05 junho 2009

A Carta

Meu pai,

Lembro bem do dia em que o senhor foi embora naquele barco sem dizer palavra, sem nem sequer me olhar nos olhos da gente. Por respeito, e por minha mãe, coitada, que ficou parada feito uma estátua de pau, eu também não disse nada. Meu irmão ainda falou, o senhor olhou para ele, bem nos olhos e eu fiquei ali, sem merecer um olhar. Por anos pensei o que foi que eu fiz.
Nunca entendi, ninguém entendeu.

O tempo foi passando, a gente foi crescendo, a mãe envelhecendo e aquele vazio no meio da casa. Aprendi a viver calada, também. Com tanta coisa que passava pela minha cabeça, tinha dia que parecia que aquela vida não existia, que eu não exitia. Quem não existia mais era o homem de palavra, que cuidava da gente, que trazia comida e dizia como as coisas tinham de ser. O senhor não pensou na gente, pai. Virou um morto sem ter morrido, sempre presente, sem estar lá. E eu que sempre achei que um dia ia voltar.

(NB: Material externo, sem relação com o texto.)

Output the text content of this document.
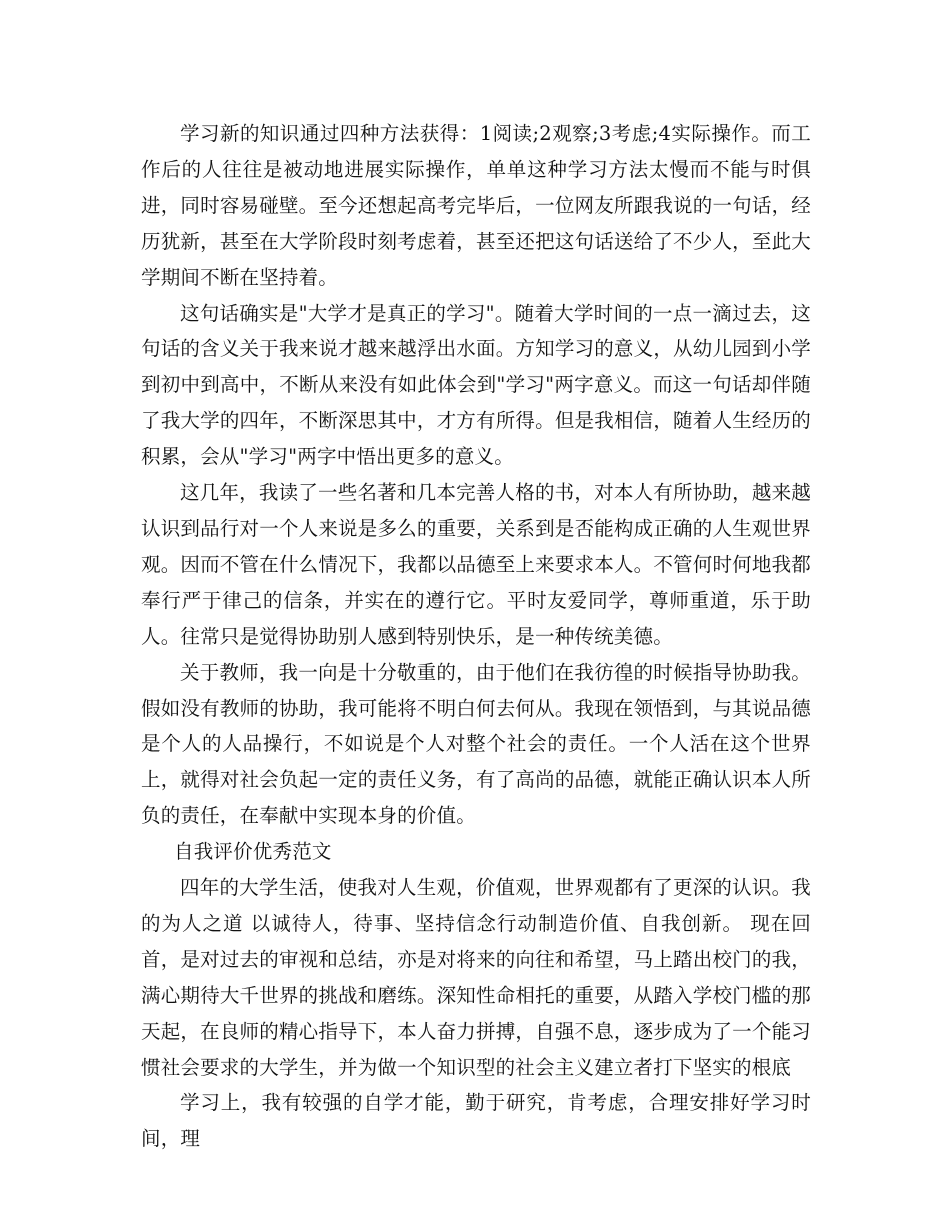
学习新的知识通过四种方法获得：1阅读;2观察;3考虑;4实际操作。而工作后的人往往是被动地进展实际操作，单单这种学习方法太慢而不能与时俱进，同时容易碰壁。至今还想起高考完毕后，一位网友所跟我说的一句话，经历犹新，甚至在大学阶段时刻考虑着，甚至还把这句话送给了不少人，至此大学期间不断在坚持着。

这句话确实是"大学才是真正的学习"。随着大学时间的一点一滴过去，这句话的含义关于我来说才越来越浮出水面。方知学习的意义，从幼儿园到小学到初中到高中，不断从来没有如此体会到"学习"两字意义。而这一句话却伴随了我大学的四年，不断深思其中，才方有所得。但是我相信，随着人生经历的积累，会从"学习"两字中悟出更多的意义。

这几年，我读了一些名著和几本完善人格的书，对本人有所协助，越来越认识到品行对一个人来说是多么的重要，关系到是否能构成正确的人生观世界观。因而不管在什么情况下，我都以品德至上来要求本人。不管何时何地我都奉行严于律己的信条，并实在的遵行它。平时友爱同学，尊师重道，乐于助人。往常只是觉得协助别人感到特别快乐，是一种传统美德。

关于教师，我一向是十分敬重的，由于他们在我彷徨的时候指导协助我。假如没有教师的协助，我可能将不明白何去何从。我现在领悟到，与其说品德是个人的人品操行，不如说是个人对整个社会的责任。一个人活在这个世界上，就得对社会负起一定的责任义务，有了高尚的品德，就能正确认识本人所负的责任，在奉献中实现本身的价值。

自我评价优秀范文

四年的大学生活，使我对人生观，价值观，世界观都有了更深的认识。我的为人之道 以诚待人，待事、坚持信念行动制造价值、自我创新。 现在回首，是对过去的审视和总结，亦是对将来的向往和希望，马上踏出校门的我，满心期待大千世界的挑战和磨练。深知性命相托的重要，从踏入学校门槛的那天起，在良师的精心指导下，本人奋力拼搏，自强不息，逐步成为了一个能习惯社会要求的大学生，并为做一个知识型的社会主义建立者打下坚实的根底

学习上，我有较强的自学才能，勤于研究，肯考虑，合理安排好学习时间，理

Eu não arrumava namorado, tinha medo que os homens fugissem de mim. Aí a mãe disse que se eu não resolvesse, depois não ia dar mais, que filho a gente tem logo, enquanto é forte, então eu casei. Moço bom, trabalhador, gosta de mim, mas eu não gosto dele. Respeito, mas não sinto amor, não sei gostar. Desde o primeiro dia, acordo antes que ele com medo de abrir os olhos e ele não estar lá. Mas ele sempre está; acorda logo depois, tomamos café, ele conversa e eu escuto.

Embarriguei, meu marido gostou de ter um menino homem. Quase morri para ele nascer. Quando passou o resguardo, a gente foi na beira do rio mostrar o menino para o senhor. Chamamos, eu levantei ele para o céu, que era para o rio poder ver, para o senhor poder ver, mas o senhor não viu. Nesse dia, pai, meu coração doeu, senti uma coisa como se uma vara fina tivesse me atravessado o peito e eu me atirei no rio com o menino no colo, o pobrezinho nem chorou.

A correnteza levava a gente, estava forte aquele dia e eu, sem largar o menino, fui parar na margem, minha roupa engastalhou nos galhos e meu marido salvou a gente. O menino tremia, boquinha roxa, quietinho. Nunca mais acreditei que um dia o senhor existiu.

Escrevo essa carta porque seu fantasma ainda me atormenta e se o senhor é de palavra, eu sou de escrita. Vou colocar essa carta no rio, sei que o senhor vai ler. Vou para longe, nunca mais eu volto, nunca mais olho para esse rio.